/forecast-future-sales

Forecasting total sales for the future month based on a time-series dataset using machine learning

Primary LanguageJupyter Notebook

Forecast Future Sales

Problem description

A time-series dataset consisting of daily sales data is kindly provided by one of the largest Russian software firms. The task is to predict total sales for every product and store in the next month.

All datasets can be found here: dataset

Motivation

With accurate sales prediction, it guarantees that sufficient products will be manufactured or ordered to service customers on a timely basis, resulting in happier customers and fewer complaints. It can also help with sales planning, inventory controls, etc. In the end, it boosts the profit by increasing revenue and reducing the cost.

Project pipeline

  • Set up a metric: According to the problem description, root mean square error (RMSE) is used to evaluate the performance.

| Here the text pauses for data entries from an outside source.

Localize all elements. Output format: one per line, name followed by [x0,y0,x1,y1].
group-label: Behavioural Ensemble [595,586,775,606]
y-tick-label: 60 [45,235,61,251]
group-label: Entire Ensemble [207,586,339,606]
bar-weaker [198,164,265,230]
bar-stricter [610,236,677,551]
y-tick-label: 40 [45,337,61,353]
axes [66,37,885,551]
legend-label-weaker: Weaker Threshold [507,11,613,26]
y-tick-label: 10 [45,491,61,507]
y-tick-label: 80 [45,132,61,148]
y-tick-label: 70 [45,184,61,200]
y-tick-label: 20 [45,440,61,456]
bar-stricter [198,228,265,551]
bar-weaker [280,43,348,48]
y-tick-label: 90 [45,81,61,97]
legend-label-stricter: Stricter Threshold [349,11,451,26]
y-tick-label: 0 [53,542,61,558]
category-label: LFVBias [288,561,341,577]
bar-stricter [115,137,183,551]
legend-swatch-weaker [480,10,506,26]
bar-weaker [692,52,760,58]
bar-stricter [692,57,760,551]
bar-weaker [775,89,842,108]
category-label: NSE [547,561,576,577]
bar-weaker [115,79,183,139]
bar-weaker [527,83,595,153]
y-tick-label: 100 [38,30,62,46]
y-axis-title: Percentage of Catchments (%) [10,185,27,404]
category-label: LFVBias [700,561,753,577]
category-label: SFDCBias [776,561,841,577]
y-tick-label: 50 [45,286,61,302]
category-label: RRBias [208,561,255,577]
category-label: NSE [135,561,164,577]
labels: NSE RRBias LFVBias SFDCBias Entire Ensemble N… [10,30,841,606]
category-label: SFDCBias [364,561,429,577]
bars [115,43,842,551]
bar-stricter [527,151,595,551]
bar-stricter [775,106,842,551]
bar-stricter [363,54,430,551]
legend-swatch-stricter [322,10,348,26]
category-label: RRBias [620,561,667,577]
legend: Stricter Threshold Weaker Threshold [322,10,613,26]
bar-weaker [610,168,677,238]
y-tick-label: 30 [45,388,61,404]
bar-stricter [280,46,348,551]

For regular classification problem, accuracy is selected as the evaluation metric; for unbalanced data, AUC is a useful metric.
  • Exploratory data analysis (EDA): Dive into the data to get some insights. This step includes visualizing data, developing a good understanding of data type, statistical information, data distribution, and analyzing correlations.
  • Data cleaning: Based on EDA, outliers are either removed or replaced with the median of its group; duplicate records are removed; no missing values need to be dealt with.
  • Feature engineering: New features, such as month, days, city, statistical features, trend features, first sales and last sales, etc. are derived. Feature selection is performed to remove the features that has little correlation with the target value.
  • Train/validation split: The first 32 months are selected as training set; 33rd month is selected as validation set; 34th month is used as test set.
  • Develop models: Multiple machine learning algorithms (Linear Regression, Random Forest, xgboost) are applied to predictive modeling. Hyperparameters tuning is performed to optimize the performance.
  • Compare Performance: Among all the algorithms, xgboost has the best performance, achieving a RMSE of 0.91704 in the unseen test set.